When light passed through one of the thin scattering layers, a random phase factor \(P\left( {x,y} \right) = 2\pi n\left( {x,y} \right){{{\mathrm{{\Delta}}} }}l/\lambda\) was added to the optical field, where λ is the wavelength of the light. Then it propagated a distance Δl to the next scattering layer. The collecting lens was modeled by a phase modulation function, \({{{\mathrm{exp}}}}[ - i\pi (x^2 + y^2)/\lambda f]\), where f is the focal length of the lens. Keeping these different phase modulations in mind, we can use an angular spectrum propagation method to calculate the complex optical fields in different planes47,48. Specifically, optical propagation in free space is equivalent to an optical frequency modulation with a frequency transfer function, \(H\left( {f_x,f_y} \right) = \left\{ {\begin{array}{*{20}{r}} \hfill {{\mathrm{exp}}\left[ {ikd\sqrt {1 - \left( {\lambda f_x} \right)^2 - \left( {\lambda f_y} \right)^2} } \right],} & \hfill {f_x^2 + f_y^2 \le 1/\lambda ^2}\\ \hfill {0,} & \hfill {{\mathrm{otherwise}}}\end{array}} \right.\), where k is the wavenumber of the light, \(f_x\) and \(f_y\) are the two-dimensional (2D) spatial frequencies, and d is the propagation distance. We first got the original frequency distribution of an optical field by a 2D Fourier transformation and then multiplied it by the frequency transfer function above to obtain the new frequency distribution in a target plane. Finally, 2D inverse Fourier transformation was performed to determine the optical field distribution in the space domain. In practical implementations of the angular spectrum propagation method, we employed fast Fourier transformation (FFT) to facilitate calculations. Note that, since FFT implies circular convolution rather than linear convolution in the space domain, applying zero padding to the data in the space domain is generally required to avoid edge errors from FFT49.

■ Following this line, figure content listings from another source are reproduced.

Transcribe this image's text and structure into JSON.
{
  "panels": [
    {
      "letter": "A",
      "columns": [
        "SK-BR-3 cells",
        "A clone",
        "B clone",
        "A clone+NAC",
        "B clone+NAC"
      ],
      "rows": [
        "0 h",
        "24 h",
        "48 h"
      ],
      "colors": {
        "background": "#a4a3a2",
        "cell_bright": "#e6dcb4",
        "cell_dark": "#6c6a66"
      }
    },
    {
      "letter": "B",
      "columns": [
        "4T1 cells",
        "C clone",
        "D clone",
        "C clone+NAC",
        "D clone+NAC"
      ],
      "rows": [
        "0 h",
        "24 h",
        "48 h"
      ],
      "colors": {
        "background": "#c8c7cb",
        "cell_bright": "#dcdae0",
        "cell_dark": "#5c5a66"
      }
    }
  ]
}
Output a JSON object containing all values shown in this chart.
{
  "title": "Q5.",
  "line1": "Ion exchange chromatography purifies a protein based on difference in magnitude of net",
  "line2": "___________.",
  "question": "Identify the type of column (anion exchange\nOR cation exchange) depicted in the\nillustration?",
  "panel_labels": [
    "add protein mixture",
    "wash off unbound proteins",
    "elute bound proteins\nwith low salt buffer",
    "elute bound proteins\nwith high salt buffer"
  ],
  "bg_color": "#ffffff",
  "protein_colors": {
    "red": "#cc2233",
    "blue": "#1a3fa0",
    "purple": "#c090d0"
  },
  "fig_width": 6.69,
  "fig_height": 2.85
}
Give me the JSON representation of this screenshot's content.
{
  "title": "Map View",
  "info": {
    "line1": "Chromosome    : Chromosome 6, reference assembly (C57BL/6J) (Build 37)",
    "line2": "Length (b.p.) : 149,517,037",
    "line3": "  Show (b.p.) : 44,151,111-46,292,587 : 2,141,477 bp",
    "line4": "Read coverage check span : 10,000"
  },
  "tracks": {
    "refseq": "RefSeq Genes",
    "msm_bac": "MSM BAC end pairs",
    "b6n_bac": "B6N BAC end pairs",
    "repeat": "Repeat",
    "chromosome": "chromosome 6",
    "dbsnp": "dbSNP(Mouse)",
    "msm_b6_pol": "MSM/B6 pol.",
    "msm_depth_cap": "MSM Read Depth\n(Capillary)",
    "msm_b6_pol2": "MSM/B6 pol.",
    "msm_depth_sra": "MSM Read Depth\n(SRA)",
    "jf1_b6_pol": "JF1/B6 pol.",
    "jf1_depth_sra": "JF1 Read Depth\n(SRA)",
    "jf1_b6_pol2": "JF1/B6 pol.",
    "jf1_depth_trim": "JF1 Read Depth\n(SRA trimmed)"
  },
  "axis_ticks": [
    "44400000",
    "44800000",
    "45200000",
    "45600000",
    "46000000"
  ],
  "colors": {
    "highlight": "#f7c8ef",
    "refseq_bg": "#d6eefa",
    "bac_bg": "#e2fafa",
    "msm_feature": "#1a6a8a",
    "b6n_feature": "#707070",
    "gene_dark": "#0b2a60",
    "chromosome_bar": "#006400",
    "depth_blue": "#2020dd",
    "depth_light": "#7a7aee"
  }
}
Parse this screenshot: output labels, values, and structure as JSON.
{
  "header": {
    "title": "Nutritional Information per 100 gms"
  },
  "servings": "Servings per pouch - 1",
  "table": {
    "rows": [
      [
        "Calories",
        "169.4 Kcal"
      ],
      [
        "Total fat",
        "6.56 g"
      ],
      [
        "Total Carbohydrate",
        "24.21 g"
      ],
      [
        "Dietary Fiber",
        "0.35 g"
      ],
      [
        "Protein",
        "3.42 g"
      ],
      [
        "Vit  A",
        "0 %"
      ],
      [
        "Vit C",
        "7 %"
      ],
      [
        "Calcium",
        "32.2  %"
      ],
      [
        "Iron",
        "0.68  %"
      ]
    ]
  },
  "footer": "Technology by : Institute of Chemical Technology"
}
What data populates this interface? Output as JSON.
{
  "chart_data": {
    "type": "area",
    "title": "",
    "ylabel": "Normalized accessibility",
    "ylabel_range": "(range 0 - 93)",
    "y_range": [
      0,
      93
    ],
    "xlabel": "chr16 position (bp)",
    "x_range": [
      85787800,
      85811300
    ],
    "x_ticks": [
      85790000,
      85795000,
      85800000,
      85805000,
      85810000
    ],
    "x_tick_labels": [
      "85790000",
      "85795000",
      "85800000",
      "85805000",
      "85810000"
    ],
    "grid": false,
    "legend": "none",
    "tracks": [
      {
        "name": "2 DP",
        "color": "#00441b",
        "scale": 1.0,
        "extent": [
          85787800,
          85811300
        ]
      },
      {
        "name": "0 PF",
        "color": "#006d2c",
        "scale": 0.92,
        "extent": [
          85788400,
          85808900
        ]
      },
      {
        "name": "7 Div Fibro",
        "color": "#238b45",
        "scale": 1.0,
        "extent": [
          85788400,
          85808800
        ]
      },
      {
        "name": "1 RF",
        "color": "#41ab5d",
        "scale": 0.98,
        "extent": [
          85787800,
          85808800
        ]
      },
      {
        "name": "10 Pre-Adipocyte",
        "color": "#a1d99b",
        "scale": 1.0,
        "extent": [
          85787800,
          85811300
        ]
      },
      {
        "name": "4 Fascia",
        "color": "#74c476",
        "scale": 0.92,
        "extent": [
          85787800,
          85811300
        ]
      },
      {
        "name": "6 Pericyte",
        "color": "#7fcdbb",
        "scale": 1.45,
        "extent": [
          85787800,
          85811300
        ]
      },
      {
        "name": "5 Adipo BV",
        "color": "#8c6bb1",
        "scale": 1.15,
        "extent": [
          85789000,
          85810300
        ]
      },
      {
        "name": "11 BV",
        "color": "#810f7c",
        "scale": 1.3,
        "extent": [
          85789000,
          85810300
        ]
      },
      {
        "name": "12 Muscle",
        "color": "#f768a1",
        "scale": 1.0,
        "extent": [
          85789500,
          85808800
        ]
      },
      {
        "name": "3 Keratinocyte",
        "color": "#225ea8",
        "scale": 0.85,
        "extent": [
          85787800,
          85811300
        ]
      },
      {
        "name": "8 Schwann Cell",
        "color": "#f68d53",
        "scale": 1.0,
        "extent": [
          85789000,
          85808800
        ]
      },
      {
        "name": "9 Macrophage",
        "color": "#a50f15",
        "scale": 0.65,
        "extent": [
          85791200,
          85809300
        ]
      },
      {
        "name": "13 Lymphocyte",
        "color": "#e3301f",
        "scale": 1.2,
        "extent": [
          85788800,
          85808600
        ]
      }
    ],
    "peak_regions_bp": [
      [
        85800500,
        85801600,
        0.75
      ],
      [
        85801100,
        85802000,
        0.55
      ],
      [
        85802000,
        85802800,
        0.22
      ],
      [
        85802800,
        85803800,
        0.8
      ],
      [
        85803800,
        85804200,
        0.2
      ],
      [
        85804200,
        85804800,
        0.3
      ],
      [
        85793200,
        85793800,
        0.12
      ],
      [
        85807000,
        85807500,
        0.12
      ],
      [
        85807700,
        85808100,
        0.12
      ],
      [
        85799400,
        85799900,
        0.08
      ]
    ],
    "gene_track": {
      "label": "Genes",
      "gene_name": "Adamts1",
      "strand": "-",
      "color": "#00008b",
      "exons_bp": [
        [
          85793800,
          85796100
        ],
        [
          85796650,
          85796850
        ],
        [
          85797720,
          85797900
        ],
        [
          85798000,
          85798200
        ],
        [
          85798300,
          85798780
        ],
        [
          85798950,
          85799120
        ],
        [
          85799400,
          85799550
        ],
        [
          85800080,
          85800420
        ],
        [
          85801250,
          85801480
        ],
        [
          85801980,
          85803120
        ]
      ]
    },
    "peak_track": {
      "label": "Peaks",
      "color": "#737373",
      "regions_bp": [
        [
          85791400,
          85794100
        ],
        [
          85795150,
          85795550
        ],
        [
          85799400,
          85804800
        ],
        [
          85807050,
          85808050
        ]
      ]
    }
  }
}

Since the ultrasound field in the scattering medium is oscillating with time, we first calculated the optical fields in the observation plane at different sampling times, \(t_0\), \(t_1\),…\(t_n\). The time sequence of optical fields at each pixel of the observation plane was then Fourier transformed to obtain the amplitude and phase of the different frequency components of photons. The total sampling time determines the frequency resolution, while the sampling time interval determines the maximum frequency range that can be extracted. In our simulations, we set the total sampling time as 10 μs, with a 0.1 μs interval.